The prices are extremely kind; without the truffle (which at 4 Euro per gram was anyway faaaar less expensive than elsewhere, at equal quality) a three course meal for two comes to less than 100 euros with water, coffee and an excellent 27 Euro Barbera d’Asti (that would have set you back 70 pounds in London). Ah, and since we were arriving from Scotland, we were treated to a tasting of this amazing Japanese fellow:



Well, we’re not whisky experts but the depth of smoky, orangey notes and infinite persistency we experienced was sublime.


Fired up by the fearsome (for us fading middle-agers…) energy of the two young founders Pietro (Vergano) and Andrea (Verra), 



this is for us the hottest ticket in town as far as ‘trattorie’ go.
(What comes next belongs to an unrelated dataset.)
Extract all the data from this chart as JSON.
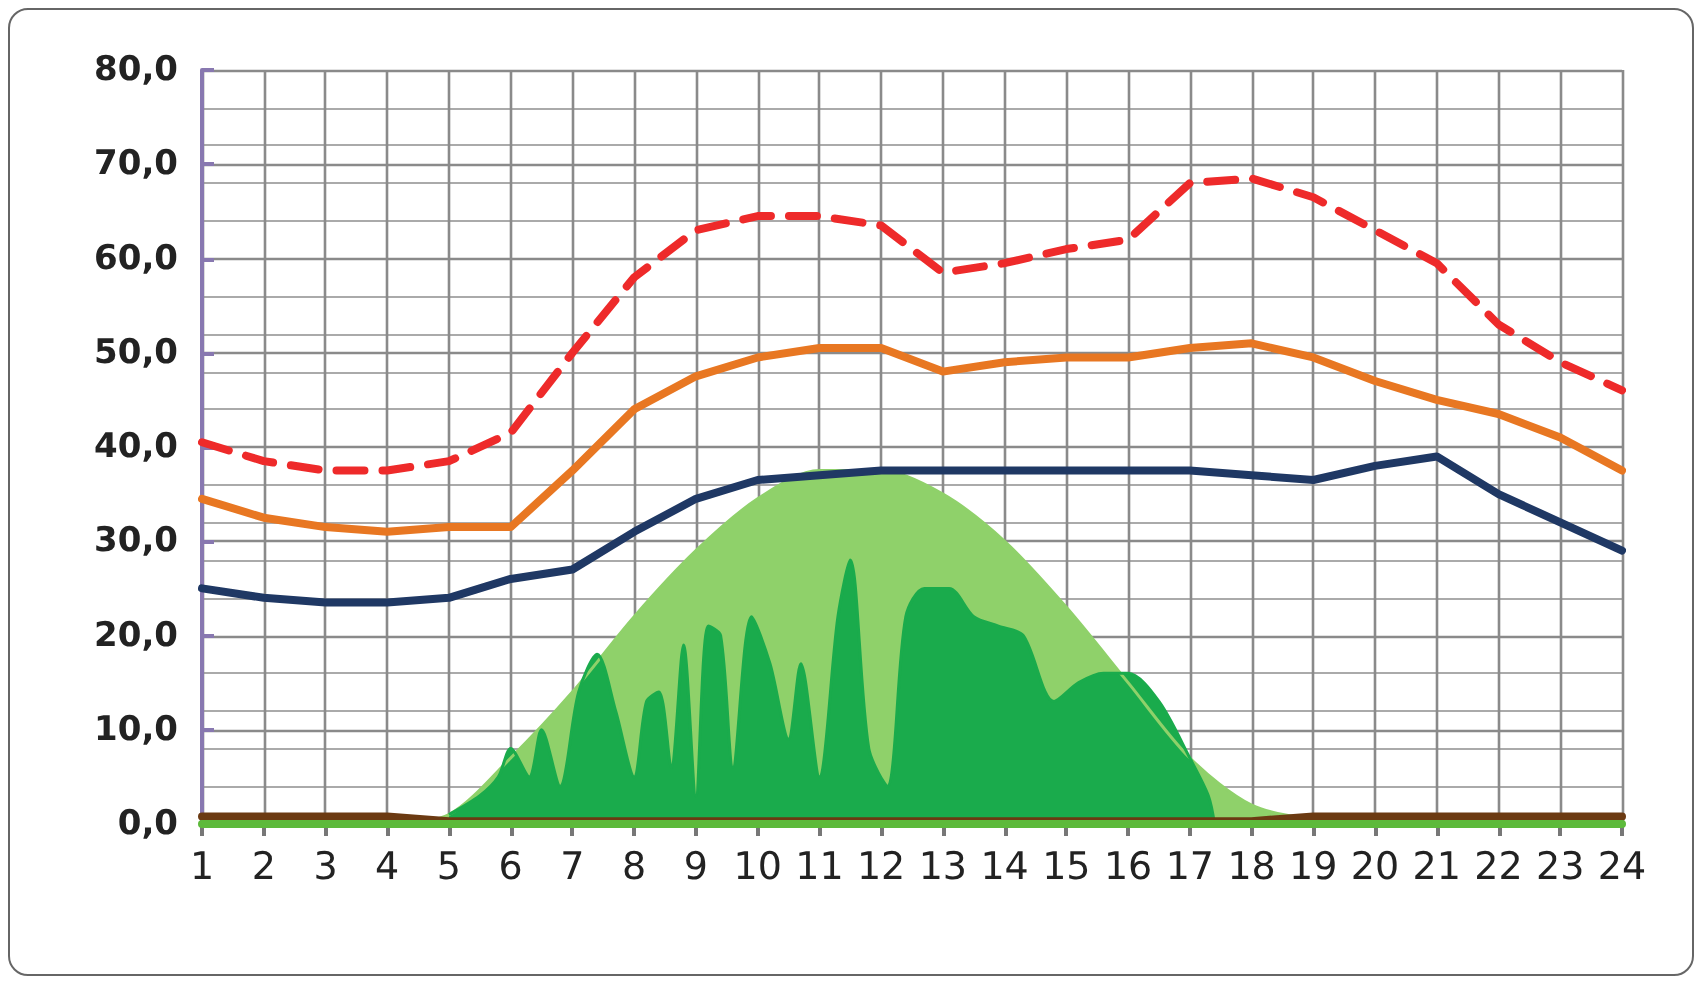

Propelled by stratospheric raw materials, the simply prepared dishes here are pure delight and a discovery journey trough Italian ingredients. In fact, not only Italian: on the night we visited there were on offer oysters from Brittany and cheeses from… England. Talk of open-mindedness. 


Is it all a dreamworld of perfection? Of course it isn’t, the more elaborate the dishes the higher the chance of finding (if you are really mean) some minor cooking imperfection or imbalance in flavours. But this is if you are really mean, as we said. Because eating at Consorzio is pure joy, to which one should abandon oneself, and it is hard to think of other places where one finds such an assortment of high quality produce. 

A special mention also for the wine list (done by Pietro), absolutely original, full of surprises, and clearly a labour of love. 


Ah: they also have the best espressos we’ve had in Turin (and we’ve had many, and many good ones). Well done guys – you’ll go far.